The Catholic Church in this country has a proud heritage of demonstrating its commitment to life through outreach to all in need, particularly the most vulnerable. Did you know, for example, that we are one of the largest providers of social services in this country, second only to the federal government? As Jesus told us, “Whatever you did for one of these least brothers of mine, you did for me” (Matthew 25:40).

At the Saddleback Civil Forum, Sen. Barack Obama brought up that scripture in one of his responses. Odd that he doesn’t see the protection of the smallest and most vulnerable human beings as relevant, at all, given his stance on the Born Alive Infants Protection Act, and the Freedom of Choice Act, and his promise of support for Planned Parenthood and NARAL and ‘abortion rights’….

Back to Bishop Sartain…

God’s will is life: the life of the unborn, the full life of infants born to poor mothers and fathers, the nourished life of the hungry, the sheltered life of the homeless, the safe and peace-filled life of the elderly and handicapped, the forgiven and transformed life of those who have done serious wrong, the faith-fulfilled life of people like you and I who see the will of God as the only right choice.

The choice and the issues are being misrepresented.

Here’s how that New York Times article poses the choice:

Conservatives argue that ending legal protections for abortion outweighs almost all other issues, while liberals contend that social programs can more effectively reduce the abortion rate than trying to overturn Supreme Court precedents. They cite a 2007 statement from the United States bishops explicitly condoning a vote for a candidate who supports abortion rights if the vote was cast for other “grave” reasons.

Wrong. Very wrong.

The 2007 document, “Forming Consciences for Faithful Citizenship”, does not say that or condone that kind of vote.

It says this:

At times Catholics may choose different ways to respond to social problems, but we cannot differ on our obligation to protect human life and dignity and help buile through moral means a more just and peaceful world.
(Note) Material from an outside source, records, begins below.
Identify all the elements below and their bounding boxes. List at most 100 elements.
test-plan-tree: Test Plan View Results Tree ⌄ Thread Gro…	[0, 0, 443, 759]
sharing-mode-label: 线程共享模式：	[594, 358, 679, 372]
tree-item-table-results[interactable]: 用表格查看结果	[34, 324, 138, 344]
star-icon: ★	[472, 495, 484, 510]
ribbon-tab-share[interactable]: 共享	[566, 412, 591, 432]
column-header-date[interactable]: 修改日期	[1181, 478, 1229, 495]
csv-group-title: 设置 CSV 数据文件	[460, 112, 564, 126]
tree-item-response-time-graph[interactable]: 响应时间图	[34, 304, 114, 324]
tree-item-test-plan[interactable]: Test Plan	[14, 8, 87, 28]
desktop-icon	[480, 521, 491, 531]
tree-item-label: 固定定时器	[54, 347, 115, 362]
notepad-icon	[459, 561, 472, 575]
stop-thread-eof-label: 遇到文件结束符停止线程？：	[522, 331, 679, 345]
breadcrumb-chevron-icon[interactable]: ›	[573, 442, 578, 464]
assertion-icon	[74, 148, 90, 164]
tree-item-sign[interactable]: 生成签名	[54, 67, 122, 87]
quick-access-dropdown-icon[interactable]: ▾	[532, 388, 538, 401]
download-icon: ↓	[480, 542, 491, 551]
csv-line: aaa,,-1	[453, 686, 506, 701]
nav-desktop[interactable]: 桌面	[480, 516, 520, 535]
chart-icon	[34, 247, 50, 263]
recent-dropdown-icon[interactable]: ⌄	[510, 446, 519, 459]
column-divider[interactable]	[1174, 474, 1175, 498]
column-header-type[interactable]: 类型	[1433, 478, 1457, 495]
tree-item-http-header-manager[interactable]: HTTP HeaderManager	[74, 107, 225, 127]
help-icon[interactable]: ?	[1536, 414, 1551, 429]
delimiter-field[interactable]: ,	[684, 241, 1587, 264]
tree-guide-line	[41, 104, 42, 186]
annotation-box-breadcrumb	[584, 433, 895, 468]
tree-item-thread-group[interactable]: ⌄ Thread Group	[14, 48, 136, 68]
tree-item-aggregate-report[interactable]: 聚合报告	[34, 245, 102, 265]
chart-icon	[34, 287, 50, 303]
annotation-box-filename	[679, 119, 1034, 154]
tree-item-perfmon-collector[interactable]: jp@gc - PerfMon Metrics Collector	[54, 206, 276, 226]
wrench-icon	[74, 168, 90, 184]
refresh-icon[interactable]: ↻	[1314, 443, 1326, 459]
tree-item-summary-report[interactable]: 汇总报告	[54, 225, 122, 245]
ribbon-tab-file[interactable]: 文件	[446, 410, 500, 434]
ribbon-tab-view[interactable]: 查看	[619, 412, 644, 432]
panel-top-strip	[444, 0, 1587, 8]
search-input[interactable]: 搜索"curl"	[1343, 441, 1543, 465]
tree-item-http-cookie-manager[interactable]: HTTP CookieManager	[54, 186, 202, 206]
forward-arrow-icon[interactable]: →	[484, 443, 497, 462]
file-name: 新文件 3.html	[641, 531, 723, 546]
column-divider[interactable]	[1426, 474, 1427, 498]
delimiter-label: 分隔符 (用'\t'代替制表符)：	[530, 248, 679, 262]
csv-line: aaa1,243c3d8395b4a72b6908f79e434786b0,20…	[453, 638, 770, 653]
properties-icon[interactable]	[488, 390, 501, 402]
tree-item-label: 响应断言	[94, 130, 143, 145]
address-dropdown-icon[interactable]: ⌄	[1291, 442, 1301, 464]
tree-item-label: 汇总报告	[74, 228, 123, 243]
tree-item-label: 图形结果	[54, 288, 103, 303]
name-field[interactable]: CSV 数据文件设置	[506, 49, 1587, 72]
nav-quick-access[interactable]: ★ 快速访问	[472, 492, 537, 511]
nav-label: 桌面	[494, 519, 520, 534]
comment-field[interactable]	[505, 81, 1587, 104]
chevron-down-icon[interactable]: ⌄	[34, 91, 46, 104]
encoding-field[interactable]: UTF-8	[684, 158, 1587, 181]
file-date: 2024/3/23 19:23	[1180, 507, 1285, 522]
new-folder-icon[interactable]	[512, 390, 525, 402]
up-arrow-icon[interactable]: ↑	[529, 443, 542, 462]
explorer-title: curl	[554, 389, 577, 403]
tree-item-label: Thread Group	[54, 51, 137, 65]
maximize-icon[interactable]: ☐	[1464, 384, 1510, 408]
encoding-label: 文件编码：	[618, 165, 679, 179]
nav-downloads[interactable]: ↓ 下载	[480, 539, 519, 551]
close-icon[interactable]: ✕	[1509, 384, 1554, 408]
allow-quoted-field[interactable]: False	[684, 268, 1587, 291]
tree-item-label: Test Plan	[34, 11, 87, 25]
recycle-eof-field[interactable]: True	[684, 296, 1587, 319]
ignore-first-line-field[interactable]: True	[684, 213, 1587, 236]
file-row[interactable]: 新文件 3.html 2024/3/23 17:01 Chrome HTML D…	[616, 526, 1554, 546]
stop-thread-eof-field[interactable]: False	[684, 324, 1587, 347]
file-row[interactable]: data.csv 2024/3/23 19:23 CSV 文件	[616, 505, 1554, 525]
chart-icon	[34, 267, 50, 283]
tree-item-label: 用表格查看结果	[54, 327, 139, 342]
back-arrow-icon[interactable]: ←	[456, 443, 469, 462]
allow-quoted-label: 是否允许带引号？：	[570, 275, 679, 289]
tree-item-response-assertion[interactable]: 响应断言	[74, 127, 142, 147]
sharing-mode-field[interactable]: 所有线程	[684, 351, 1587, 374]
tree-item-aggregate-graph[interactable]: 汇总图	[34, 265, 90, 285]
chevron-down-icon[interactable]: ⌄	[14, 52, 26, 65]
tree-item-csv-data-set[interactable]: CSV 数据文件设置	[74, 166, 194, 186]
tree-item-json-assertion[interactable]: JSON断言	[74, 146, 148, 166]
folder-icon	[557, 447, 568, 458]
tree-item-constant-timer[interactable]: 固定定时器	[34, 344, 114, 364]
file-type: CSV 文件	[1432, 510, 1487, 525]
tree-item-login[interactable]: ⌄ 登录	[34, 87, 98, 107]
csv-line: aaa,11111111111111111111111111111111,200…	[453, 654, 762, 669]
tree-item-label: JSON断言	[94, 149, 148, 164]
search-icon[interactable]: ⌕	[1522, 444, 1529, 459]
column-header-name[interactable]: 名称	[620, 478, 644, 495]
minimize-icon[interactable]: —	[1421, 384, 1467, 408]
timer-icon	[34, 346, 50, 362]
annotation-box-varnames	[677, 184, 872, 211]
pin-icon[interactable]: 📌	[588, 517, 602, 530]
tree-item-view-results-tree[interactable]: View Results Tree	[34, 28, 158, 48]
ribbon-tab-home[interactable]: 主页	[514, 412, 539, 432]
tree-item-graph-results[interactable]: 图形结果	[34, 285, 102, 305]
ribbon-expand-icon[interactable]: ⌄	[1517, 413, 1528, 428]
Too nuanced? It also says this:

There are some things we must never do, as individuals or as a society, because they are always incompatible with love of God and neighbor. These instrinsically evil acts must always be rejected and never supported. A preeminent example is the intentional taking of human life through abortion. It is always morally wrong to destroy innocent human beings.

And further…

The basic right to life implies and is linked to other huma rights to the goods that every person needs to live and thrive–including food, shelter, health care, education, and meaningful work.

Under the subtitle ‘Making Moral Choices’, it says this:

This exercise of conscience begins with always opposing policies that violate human life or weaken its protection…

Direct attacks on innocent human beings are never morally acceptable. Within our society, life is under direct attack from abortion, euthanasia, human cloning, and destruction of human embryos for research. These intrinsic evils must always be opposed.